Charlottetown police announced Monday the evidence showed there was an open fire in the former Sherwood Greens building when the victims went to sleep on March 29, but because there wasn’t an identified ignition source, the investigators categorized it as undetermined.
While Charlottetown police don’t suspect foul play and have concluded their investigation, fire officials are keeping the file open.
Joey Reeves, Brandon MacKinnon and Kenneth Irving died in the fire at the abandoned building on Mount Edward Road in the Prince Edward Island capital.
Brandon Quinn survived and was sent to hospital in Halifax where he was treated for severe burns before returning home last week.
Charlottetown Deputy Police Chief Gary McGuigan said the investigation wrapped up last week after the police talked to Quinn and the victims’ family members to go over the timeline from the night of the fire.

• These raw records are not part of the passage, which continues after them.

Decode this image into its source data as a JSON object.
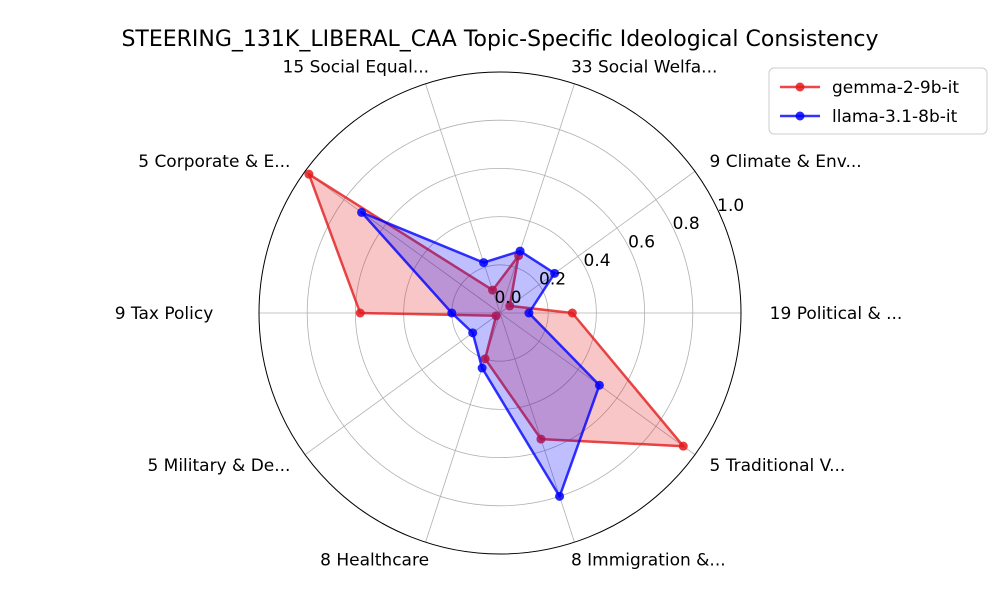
{
  "chart_data": {
    "type": "radar",
    "title": "STEERING_131K_LIBERAL_CAA Topic-Specific Ideological Consistency",
    "categories": [
      "19 Political & ...",
      "9 Climate & Env...",
      "33 Social Welfa...",
      "15 Social Equal...",
      "5 Corporate & E...",
      "9 Tax Policy",
      "5 Military & De...",
      "8 Healthcare",
      "8 Immigration &...",
      "5 Traditional V..."
    ],
    "rlim": [
      0,
      1.0
    ],
    "rticks": [
      0.0,
      0.2,
      0.4,
      0.6,
      0.8,
      1.0
    ],
    "rtick_labels": [
      "0.0",
      "0.2",
      "0.4",
      "0.6",
      "0.8",
      "1.0"
    ],
    "grid": true,
    "legend_position": "top-right",
    "series": [
      {
        "name": "gemma-2-9b-it",
        "color": "#e41a1c",
        "values": [
          0.3,
          0.05,
          0.25,
          0.1,
          0.98,
          0.58,
          0.02,
          0.2,
          0.55,
          0.94
        ]
      },
      {
        "name": "llama-3.1-8b-it",
        "color": "#0000ff",
        "values": [
          0.12,
          0.28,
          0.27,
          0.22,
          0.71,
          0.2,
          0.14,
          0.24,
          0.8,
          0.51
        ]
      }
    ]
  }
}
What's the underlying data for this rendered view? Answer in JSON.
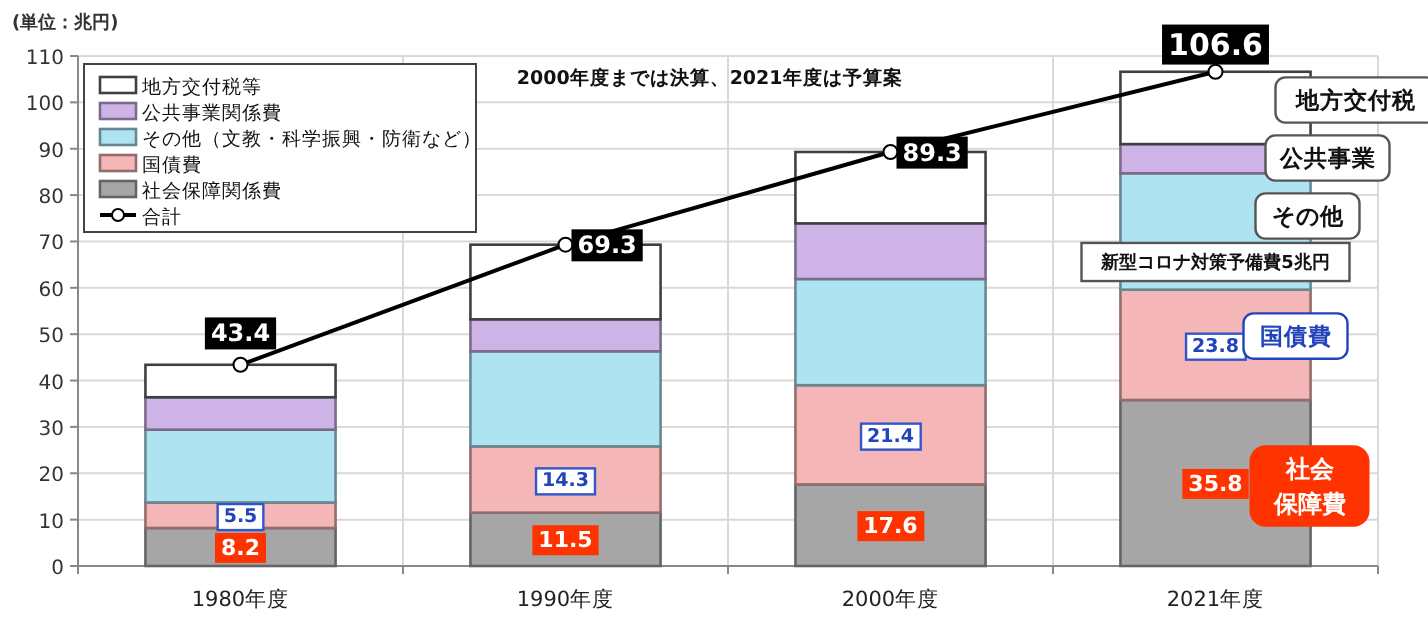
{
  "chart_data": {
    "type": "bar",
    "stacked": true,
    "ylabel": "(単位：兆円)",
    "categories": [
      "1980年度",
      "1990年度",
      "2000年度",
      "2021年度"
    ],
    "ylim": [
      0,
      110
    ],
    "yticks": [
      0,
      10,
      20,
      30,
      40,
      50,
      60,
      70,
      80,
      90,
      100,
      110
    ],
    "grid": true,
    "legend": "top left",
    "series": [
      {
        "name": "社会保障関係費",
        "color": "#a6a6a6",
        "values": [
          8.2,
          11.5,
          17.6,
          35.8
        ],
        "value_labels": [
          "8.2",
          "11.5",
          "17.6",
          "35.8"
        ]
      },
      {
        "name": "国債費",
        "color": "#f4b6b6",
        "values": [
          5.5,
          14.3,
          21.4,
          23.8
        ],
        "value_labels": [
          "5.5",
          "14.3",
          "21.4",
          "23.8"
        ]
      },
      {
        "name": "その他（文教・科学振興・防衛など）",
        "color": "#aee3f2",
        "values": [
          15.7,
          20.5,
          22.9,
          25.1
        ]
      },
      {
        "name": "公共事業関係費",
        "color": "#cdb3e6",
        "values": [
          7.0,
          6.9,
          12.0,
          6.3
        ]
      },
      {
        "name": "地方交付税等",
        "color": "#ffffff",
        "values": [
          7.0,
          16.1,
          15.4,
          15.6
        ]
      },
      {
        "name": "合計",
        "type": "line",
        "color": "#000000",
        "marker": "circle",
        "values": [
          43.4,
          69.3,
          89.3,
          106.6
        ],
        "value_labels": [
          "43.4",
          "69.3",
          "89.3",
          "106.6"
        ]
      }
    ],
    "annotations": [
      "2000年度までは決算、2021年度は予算案",
      "地方交付税",
      "公共事業",
      "その他",
      "新型コロナ対策予備費5兆円",
      "国債費",
      "社会保障費"
    ]
  }
}
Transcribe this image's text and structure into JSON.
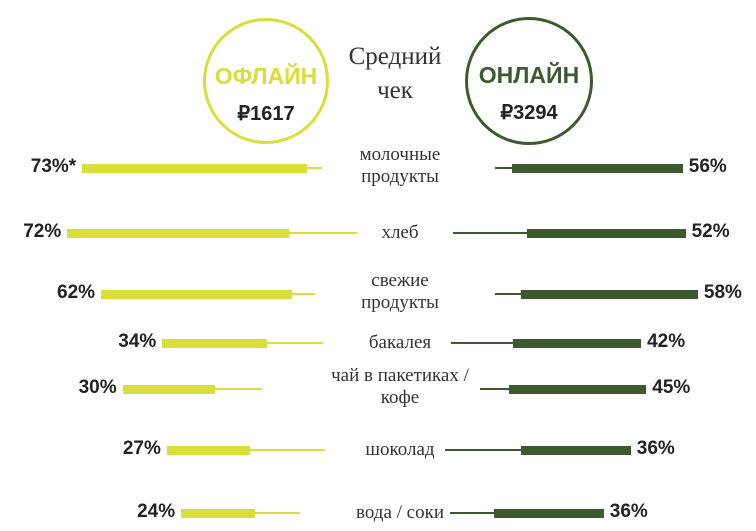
{
  "colors": {
    "offline": "#d9de3a",
    "online": "#3d5a2e"
  },
  "header": {
    "offline": {
      "label": "ОФЛАЙН",
      "value": "₽1617"
    },
    "online": {
      "label": "ОНЛАЙН",
      "value": "₽3294"
    },
    "center_line1": "Средний",
    "center_line2": "чек"
  },
  "chart_data": {
    "type": "bar",
    "orientation": "horizontal-butterfly",
    "series": [
      {
        "name": "ОФЛАЙН"
      },
      {
        "name": "ОНЛАЙН"
      }
    ],
    "categories": [
      "молочные продукты",
      "хлеб",
      "свежие продукты",
      "бакалея",
      "чай в пакетиках / кофе",
      "шоколад",
      "вода / соки"
    ],
    "rows": [
      {
        "lines": [
          "молочные",
          "продукты"
        ],
        "offline": 73,
        "offline_label": "73%*",
        "online": 56,
        "online_label": "56%"
      },
      {
        "lines": [
          "хлеб"
        ],
        "offline": 72,
        "offline_label": "72%",
        "online": 52,
        "online_label": "52%"
      },
      {
        "lines": [
          "свежие",
          "продукты"
        ],
        "offline": 62,
        "offline_label": "62%",
        "online": 58,
        "online_label": "58%"
      },
      {
        "lines": [
          "бакалея"
        ],
        "offline": 34,
        "offline_label": "34%",
        "online": 42,
        "online_label": "42%"
      },
      {
        "lines": [
          "чай в пакетиках /",
          "кофе"
        ],
        "offline": 30,
        "offline_label": "30%",
        "online": 45,
        "online_label": "45%"
      },
      {
        "lines": [
          "шоколад"
        ],
        "offline": 27,
        "offline_label": "27%",
        "online": 36,
        "online_label": "36%"
      },
      {
        "lines": [
          "вода / соки"
        ],
        "offline": 24,
        "offline_label": "24%",
        "online": 36,
        "online_label": "36%"
      }
    ]
  }
}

It also gave the police a chance to talk to the families about what was confirmed to have happened and give them some closure, McGuigan said.
As part of the investigation, McGuigan said Charlottetown police had to validate information they received off social media and were able to check with businesses to help piece together a timeline.
“It was quite extensive and the investigator did a good job,” he said.
McGuigan said the investigators know there was a fire lit in the building, but they don’t know what the ignition source was.
“The fire department has been able to come up with an area of origin but they haven’t been able to come up with an ignition source.”
On Monday, the police also provided a brief summary of events involving the teens on the night of the fire, although McGuigan said there were still some things they didn’t know.
Through the investigation, the police determined a friend drove the four teens from Montague to Charlottetown.
That friend dropped two of the teens off at the Charlottetown Mall and the other two in the downtown area.
They socialized separately with friends but later met up before midnight and went to 207 Mount Edward Rd., the site of the fire.
McGuigan said some of the teens had been to the building before the night of the fire.
At some point during the night of March 29, the teens lit a fire to keep warm, but McGuigan said the police didn’t know if they had previously planned to spend the night in the building.
The police also don’t know how Quinn was able to get out of the building while the others weren’t, McGuigan said.
The last validated correspondence was a text message that one of the teens sent at 2 a.m. to a friend, although McGuigan said the police didn’t know what that message said.
Charlottetown police and the fire department responded to the fire call at about 5:30 a.m.
McGuigan said since the fire, all of the people who were involved in the response were offered a critical incident stress debriefing and some police officers took advantage of the service.
“Those are the days that you train and train for but hope they never come.”